All'abbazia di Monte Oliveto si presenta il libro "Il monastero e la città. San Bartolomeo di Rovigo: vita religiosa, arte, cultura, economia”

il chiostro maggiore di Monte Oliveto

il chiostro maggiore di Monte Oliveto

Rovigo 17 febbraio 2024 - Dal quartiere di San Bortolo a Rovigo fino al monastero di Monte Oliveto, in provincia di Siena. Un centinaio di parrocchiani, guidati da don Andrea Varliero, hanno fatto tappa nella splendida sede della congregazione benedettina degli olivetani che si erge maestosa sulle colline senesi. Un lungo viaggio verso le nostre radici. Perché a San Bortolo, a Rovigo, si trova lo splendido monastero olivetano, un tesoro storico e architettonico della città, sorto in età medievale, che è stato nel corso dei secoli, fin dalla sua nascita, un importante centro religioso e culturale.

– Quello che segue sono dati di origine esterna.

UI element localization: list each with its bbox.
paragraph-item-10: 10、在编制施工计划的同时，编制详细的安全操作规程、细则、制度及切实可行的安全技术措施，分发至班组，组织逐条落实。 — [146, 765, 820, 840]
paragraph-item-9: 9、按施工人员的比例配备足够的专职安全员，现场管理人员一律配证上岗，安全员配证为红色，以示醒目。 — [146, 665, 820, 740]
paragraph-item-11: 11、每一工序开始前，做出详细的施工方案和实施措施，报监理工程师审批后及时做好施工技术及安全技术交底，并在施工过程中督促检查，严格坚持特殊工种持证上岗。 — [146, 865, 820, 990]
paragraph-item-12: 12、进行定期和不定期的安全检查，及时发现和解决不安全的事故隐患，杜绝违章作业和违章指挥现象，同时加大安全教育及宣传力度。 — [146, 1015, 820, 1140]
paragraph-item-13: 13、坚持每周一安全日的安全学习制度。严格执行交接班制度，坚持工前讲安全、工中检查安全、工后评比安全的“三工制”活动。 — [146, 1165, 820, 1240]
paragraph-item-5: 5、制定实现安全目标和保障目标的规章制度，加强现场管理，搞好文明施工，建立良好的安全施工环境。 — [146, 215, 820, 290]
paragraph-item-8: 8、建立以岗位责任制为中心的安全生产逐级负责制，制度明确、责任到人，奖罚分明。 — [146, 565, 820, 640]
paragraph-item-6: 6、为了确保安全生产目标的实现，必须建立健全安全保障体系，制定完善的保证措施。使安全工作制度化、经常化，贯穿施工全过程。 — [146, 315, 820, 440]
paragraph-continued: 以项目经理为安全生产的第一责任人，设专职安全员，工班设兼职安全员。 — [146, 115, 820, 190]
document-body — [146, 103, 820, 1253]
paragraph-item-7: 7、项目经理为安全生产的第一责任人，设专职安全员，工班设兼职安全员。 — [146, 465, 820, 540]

Attualmente è sede del museo dei Grandi Fiumi e anche della Minelliana, l'associazione culturale rodigina che negli ultimi 50 anni ha accompagnato la vita cultura di Rovigo e del Polesine con oltre 250 libri e che proprio al monastero di San Bartolomeo ha dedicato una delle sue ultime pubblicazioni. Il vicepresidente della Minelliana, Antonio Lodo, il presidente dell'Accademia dei Concordi Pierluigi Bagatin e l'ex direttore dell'archivio di Stato di Rovigo, Luigi Contegiacomo sono intervenuti all'abbazia di Monte Oliveto nel corso della presentazione del libro "Il monastero e la città. San Bartolomeo di Rovigo: vita religiosa, arte, cultura, economia" a cura di Stefano Zaggia. Uno stimolo ed un invito ad approfondire la conoscenza del proprio territorio. Contribuendo a creare un’identità che fa riferimento ai legami con altre persone e altri luoghi, al bisogno di relazioni su cui poter contare, cui fare riferimento per definire se stessi, restando fedeli a una logica di continuità e di riconoscibilità.

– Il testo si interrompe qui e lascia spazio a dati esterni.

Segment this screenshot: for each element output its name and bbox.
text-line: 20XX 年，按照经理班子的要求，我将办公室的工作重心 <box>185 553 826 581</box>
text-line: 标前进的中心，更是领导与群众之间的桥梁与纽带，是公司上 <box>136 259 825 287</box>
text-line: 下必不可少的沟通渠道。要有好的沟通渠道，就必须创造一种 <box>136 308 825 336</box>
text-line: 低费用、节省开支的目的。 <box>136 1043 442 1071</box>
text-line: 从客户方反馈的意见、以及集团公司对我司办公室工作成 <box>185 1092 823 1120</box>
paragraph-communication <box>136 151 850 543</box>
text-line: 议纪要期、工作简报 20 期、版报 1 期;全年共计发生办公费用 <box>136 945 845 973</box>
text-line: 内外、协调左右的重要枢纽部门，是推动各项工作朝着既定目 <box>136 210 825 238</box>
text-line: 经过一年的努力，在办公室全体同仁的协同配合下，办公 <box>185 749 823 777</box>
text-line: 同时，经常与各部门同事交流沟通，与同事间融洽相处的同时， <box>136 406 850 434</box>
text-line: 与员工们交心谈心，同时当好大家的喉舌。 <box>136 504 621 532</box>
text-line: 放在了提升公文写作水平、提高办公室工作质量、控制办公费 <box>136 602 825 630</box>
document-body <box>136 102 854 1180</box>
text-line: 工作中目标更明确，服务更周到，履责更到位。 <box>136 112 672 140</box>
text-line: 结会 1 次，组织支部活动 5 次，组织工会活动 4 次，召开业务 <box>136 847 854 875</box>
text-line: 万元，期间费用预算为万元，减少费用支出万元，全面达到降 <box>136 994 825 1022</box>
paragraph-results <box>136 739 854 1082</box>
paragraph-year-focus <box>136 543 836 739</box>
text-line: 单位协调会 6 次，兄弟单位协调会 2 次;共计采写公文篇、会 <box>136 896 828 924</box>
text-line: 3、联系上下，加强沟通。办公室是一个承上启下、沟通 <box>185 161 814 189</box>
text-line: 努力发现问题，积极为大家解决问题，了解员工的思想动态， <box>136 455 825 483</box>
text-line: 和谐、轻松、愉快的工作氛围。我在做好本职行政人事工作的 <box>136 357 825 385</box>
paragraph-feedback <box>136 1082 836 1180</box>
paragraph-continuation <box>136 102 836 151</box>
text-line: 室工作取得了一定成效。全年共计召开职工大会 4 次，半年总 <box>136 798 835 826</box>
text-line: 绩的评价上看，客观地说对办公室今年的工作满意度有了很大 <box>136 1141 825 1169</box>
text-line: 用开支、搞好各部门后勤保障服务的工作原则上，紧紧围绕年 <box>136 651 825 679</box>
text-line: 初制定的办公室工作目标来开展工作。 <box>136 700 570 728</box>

Il Chiostro maggiore di Monte Oliveto offre un vivente capitolo di storia dell’arte, con gli affreschi del Signorelli e soprattutto con quelli del Sodoma che in questo monastero olivetano ne fece di tutti i colori, in barba ai placidi monaci e con le opere d’intarsio e di scultura lignea del grande fra Giovanni da Verona. Ci afferrano e ci inseguono i ricordi storici rievocati direttamente sui luoghi. L’esperienza a Monte Oliveto ha permesso alla comunità rodigina di guardare con occhi diversi l’ambiente in cui viviamo, il territorio che calpestiamo e, soprattutto, a riconsiderarlo come una parte integrante di noi stessi, di ciò che ci rimane al di là del fluire delle vicende e delle circostanze, degli atteggiamenti e degli avvenimenti, aiutandoci a resistere contro l’onda d’urto della modernità e scongiurare gli effetti di una nuova modernizzazione senza progresso.

Un viaggio lungo 300 km radici, alle sorgenti di noi stessi, intese, quest’ultime, come un aggancio solido con il passato che deve metterci in grado di proiettarci nel mondo, lanciarci nel mare aperto della modernità e della modernizzazione senza costringerci per questo a buttarci letteralmente allo sbaraglio. Una fonte da cui ripartire per costruire nuovi percorsi, in cui tutti e ciascuno si possa riconoscere, per abitare un futuro ospitale, aperto anche ai processi fluttuanti delle identità collettive contemporanee.